Missbrauch: Enhancer bei Opiat-Abusus

Während Tropicamid als Diagnostikum etabliert ist, zeigen Berichte der Arzneimittelkommission Deutscher Apotheker (AMK), dass es auch missbräuchlich verwendet wird. Auffällig sind dabei gefälschte Verordnungen über ungewöhnlich große Mengen.

Bei systemischer Anwendung, insbesondere intravenös, entfaltet Tropicamid atropinähnliche Effekte. Dazu zählen Halluzinationen sowie stimulierende Wirkungen, die gezielt gesucht werden. In der Drogenszene wird Tropicamid zudem als sogenannter Enhancer eingesetzt, um die Wirkung von Opioiden zu verstärken.
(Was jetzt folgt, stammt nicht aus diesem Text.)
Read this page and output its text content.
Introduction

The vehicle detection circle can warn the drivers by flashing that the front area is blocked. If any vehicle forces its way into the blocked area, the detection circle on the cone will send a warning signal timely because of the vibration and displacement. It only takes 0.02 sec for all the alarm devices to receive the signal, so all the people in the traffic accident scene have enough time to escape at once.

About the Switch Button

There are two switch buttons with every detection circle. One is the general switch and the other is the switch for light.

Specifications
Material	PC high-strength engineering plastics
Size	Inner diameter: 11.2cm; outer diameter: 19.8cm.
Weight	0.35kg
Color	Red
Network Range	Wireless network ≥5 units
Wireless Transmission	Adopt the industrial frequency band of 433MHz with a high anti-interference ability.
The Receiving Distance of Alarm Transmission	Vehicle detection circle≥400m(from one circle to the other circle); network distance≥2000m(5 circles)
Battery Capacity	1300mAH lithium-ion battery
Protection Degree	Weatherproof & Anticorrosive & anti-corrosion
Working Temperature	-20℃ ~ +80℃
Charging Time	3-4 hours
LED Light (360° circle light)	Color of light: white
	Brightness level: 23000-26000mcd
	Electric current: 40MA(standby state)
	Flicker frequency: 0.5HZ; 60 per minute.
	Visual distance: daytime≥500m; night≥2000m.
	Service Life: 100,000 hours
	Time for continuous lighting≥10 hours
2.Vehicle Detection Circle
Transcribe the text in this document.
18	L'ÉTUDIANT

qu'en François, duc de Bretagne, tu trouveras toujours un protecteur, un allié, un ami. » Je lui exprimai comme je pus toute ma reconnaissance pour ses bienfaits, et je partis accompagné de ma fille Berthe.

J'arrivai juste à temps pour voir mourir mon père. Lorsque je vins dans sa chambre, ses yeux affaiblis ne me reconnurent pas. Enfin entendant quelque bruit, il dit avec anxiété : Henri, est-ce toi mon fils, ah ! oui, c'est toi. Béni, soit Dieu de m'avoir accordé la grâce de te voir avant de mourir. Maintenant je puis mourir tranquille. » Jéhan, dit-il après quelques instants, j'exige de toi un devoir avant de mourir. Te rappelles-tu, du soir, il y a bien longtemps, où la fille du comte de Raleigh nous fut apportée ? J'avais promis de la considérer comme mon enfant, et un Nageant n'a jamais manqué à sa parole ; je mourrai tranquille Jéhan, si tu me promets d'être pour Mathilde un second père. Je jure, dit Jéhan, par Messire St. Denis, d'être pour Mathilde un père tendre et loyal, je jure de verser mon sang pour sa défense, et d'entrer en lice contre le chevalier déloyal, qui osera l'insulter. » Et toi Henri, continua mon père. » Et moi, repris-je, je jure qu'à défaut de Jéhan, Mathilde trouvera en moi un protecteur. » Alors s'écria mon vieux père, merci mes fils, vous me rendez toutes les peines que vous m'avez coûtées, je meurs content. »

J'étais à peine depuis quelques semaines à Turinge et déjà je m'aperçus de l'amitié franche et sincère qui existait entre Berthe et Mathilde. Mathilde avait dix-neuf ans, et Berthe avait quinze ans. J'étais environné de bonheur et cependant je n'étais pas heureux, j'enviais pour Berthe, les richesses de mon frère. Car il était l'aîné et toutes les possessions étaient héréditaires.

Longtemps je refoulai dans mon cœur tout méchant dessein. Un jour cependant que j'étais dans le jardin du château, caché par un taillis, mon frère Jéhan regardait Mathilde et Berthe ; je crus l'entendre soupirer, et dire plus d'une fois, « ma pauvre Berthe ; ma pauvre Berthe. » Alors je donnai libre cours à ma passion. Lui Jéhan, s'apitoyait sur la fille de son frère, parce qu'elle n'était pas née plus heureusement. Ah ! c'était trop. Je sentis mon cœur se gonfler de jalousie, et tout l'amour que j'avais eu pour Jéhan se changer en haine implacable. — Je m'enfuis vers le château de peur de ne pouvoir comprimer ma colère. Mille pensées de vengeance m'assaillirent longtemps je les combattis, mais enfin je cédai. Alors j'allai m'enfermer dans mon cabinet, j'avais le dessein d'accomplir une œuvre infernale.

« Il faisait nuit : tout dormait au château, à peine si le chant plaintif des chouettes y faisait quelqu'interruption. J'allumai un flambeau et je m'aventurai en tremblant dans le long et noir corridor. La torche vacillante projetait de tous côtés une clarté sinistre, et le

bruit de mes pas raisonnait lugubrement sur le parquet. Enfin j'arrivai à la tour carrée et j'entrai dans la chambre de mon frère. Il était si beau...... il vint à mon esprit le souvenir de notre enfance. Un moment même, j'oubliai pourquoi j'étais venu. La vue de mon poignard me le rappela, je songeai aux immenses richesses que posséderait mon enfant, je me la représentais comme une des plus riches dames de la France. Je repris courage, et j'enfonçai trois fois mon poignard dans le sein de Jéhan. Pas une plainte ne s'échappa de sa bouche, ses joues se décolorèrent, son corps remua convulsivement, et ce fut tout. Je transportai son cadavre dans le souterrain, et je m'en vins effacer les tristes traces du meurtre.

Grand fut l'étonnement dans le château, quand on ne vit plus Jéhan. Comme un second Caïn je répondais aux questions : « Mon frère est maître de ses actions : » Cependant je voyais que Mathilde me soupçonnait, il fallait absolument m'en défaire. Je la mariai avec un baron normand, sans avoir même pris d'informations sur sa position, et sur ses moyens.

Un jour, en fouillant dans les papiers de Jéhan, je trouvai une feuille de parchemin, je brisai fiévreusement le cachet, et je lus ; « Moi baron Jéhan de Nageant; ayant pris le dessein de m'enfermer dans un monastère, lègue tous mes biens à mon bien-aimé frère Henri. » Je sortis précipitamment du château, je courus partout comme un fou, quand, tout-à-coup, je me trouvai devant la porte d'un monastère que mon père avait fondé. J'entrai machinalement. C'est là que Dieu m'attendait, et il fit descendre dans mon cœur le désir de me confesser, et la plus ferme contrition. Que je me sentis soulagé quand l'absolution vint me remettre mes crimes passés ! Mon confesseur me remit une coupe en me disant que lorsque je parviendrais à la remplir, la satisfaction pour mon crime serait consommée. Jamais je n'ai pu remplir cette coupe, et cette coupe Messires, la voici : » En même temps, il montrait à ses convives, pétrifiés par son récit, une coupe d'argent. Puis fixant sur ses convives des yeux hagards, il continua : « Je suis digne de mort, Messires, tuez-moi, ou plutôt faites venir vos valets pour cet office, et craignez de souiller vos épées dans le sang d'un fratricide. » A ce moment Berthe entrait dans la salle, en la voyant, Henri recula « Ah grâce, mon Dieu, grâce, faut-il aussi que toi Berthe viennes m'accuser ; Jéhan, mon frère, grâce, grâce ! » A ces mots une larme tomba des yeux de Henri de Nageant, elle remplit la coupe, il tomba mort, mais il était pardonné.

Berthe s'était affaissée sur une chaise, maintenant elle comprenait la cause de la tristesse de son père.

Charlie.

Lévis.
Die möglichen Nebenwirkungen sind erheblich und reichen von Tachykardie über Verwirrtheit und Gedächtnisstörungen bis hin zu Delirium oder akuten psychotischen Zuständen. Auch bei topischer Anwendung können systemische Effekte auftreten und andere anticholinerge Substanzen in ihrer Wirkung verstärken.

Anticholinerge Wirkungen von Antihistaminika, Phenothiazinen oder trizyklischen und tetrazyklischen Antidepressiva werden verstärkt.

Selten, aber relevant

Auch wenn die berichteten Fälle insgesamt selten bleiben, zeigt der Blick auf die letzten Jahre ein wiederkehrendes Muster: vereinzelte Missbrauchsfälle, regionale Häufungen und phasenweise erhöhte Aufmerksamkeit.

Für den Apothekenalltag bedeutet das keine akute Bedrohungslage, aber eine gewisse Sensibilität im Umgang mit entsprechenden Verordnungen. Insbesondere bei ungewöhnlichen Mengen oder Privatrezepte mit unklarer Herkunft sollte im Zweifelsfall der oder die verschreibende Ärztin:in kontaktiert werden.